I put put the pizza stone on top of the BGE plate setter (ceramic heat diffuser) - it usually takes about 30 min to hit 600 degrees and that is when I drop the first pizza. Then I use the dampers to slow the temps and get it stable around 800 - after which I can bake pizza as quick as I can assemble them.
 
Try Making Homemade Mac and Cheese on that Grill. Like that pizza it is da bomb!

I'm going to do a full lasagna on the grill soon. Bigger batch of the smoked sauce like the pizza, maybe smoke the mozzarella while I'm at it? Got to figure it out, but it's on.
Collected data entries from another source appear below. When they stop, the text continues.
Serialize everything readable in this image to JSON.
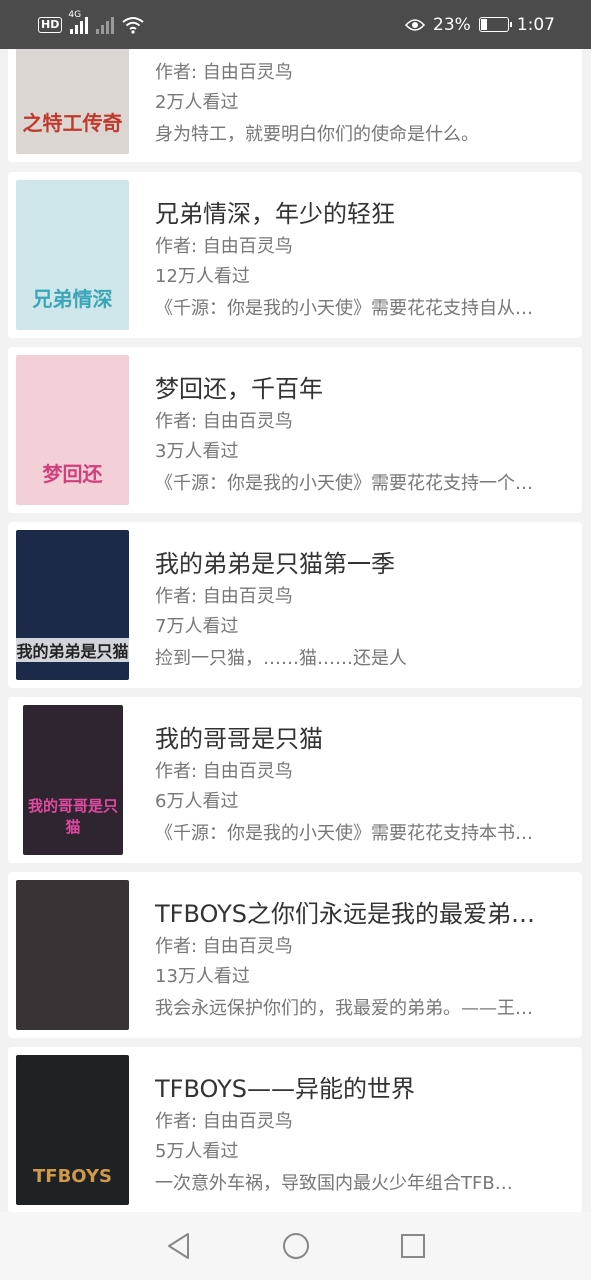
{
  "status_bar": {
    "hd": "HD",
    "network": "4G",
    "battery": "23%",
    "time": "1:07"
  },
  "books": [
    {
      "title": "",
      "author": "作者: 自由百灵鸟",
      "views": "2万人看过",
      "desc": "身为特工，就要明白你们的使命是什么。",
      "cover_text": "之特工传奇",
      "cover_bg": "#dcd6d2"
    },
    {
      "title": "兄弟情深，年少的轻狂",
      "author": "作者: 自由百灵鸟",
      "views": "12万人看过",
      "desc": "《千源：你是我的小天使》需要花花支持自从…",
      "cover_text": "兄弟情深",
      "cover_bg": "#cfe6ea"
    },
    {
      "title": "梦回还，千百年",
      "author": "作者: 自由百灵鸟",
      "views": "3万人看过",
      "desc": "《千源：你是我的小天使》需要花花支持一个…",
      "cover_text": "梦回还",
      "cover_bg": "#f3cfd8"
    },
    {
      "title": "我的弟弟是只猫第一季",
      "author": "作者: 自由百灵鸟",
      "views": "7万人看过",
      "desc": "捡到一只猫，……猫……还是人",
      "cover_text": "我的弟弟是只猫",
      "cover_bg": "#1c2a4a"
    },
    {
      "title": "我的哥哥是只猫",
      "author": "作者: 自由百灵鸟",
      "views": "6万人看过",
      "desc": "《千源：你是我的小天使》需要花花支持本书…",
      "cover_text": "我的哥哥是只猫",
      "cover_bg": "#2f2530"
    },
    {
      "title": "TFBOYS之你们永远是我的最爱弟…",
      "author": "作者: 自由百灵鸟",
      "views": "13万人看过",
      "desc": "我会永远保护你们的，我最爱的弟弟。——王…",
      "cover_text": "",
      "cover_bg": "#3a3336"
    },
    {
      "title": "TFBOYS——异能的世界",
      "author": "作者: 自由百灵鸟",
      "views": "5万人看过",
      "desc": "一次意外车祸，导致国内最火少年组合TFB…",
      "cover_text": "TFBOYS",
      "cover_bg": "#1e2224"
    }
  ],
  "nav": {
    "back": "back-icon",
    "home": "home-icon",
    "recents": "recents-icon"
  }
}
As far as the pizza cook times, at 550-600 in the grill, I'd let the stone heat up for 20-30. 6 minutes may be a bit much at that temp for the pizza. Other than the dough, pizza is really not something you can follow much of a formula for. Just have to watch it -- which I found is a weakness of the grill as a pizza oven because you can't see the pizza without opening the grill and dropping the temp. It'll work, though, and I'll continue to experiment this summer. At 550-600 I'd check it at 3 minutes and see how it's going. Depending on the crust and toppings it may be almost done at that point. I'd also go light on sugar in the crust if you use any at all. That'll make the crust burn before everything else is cooked if you use too much.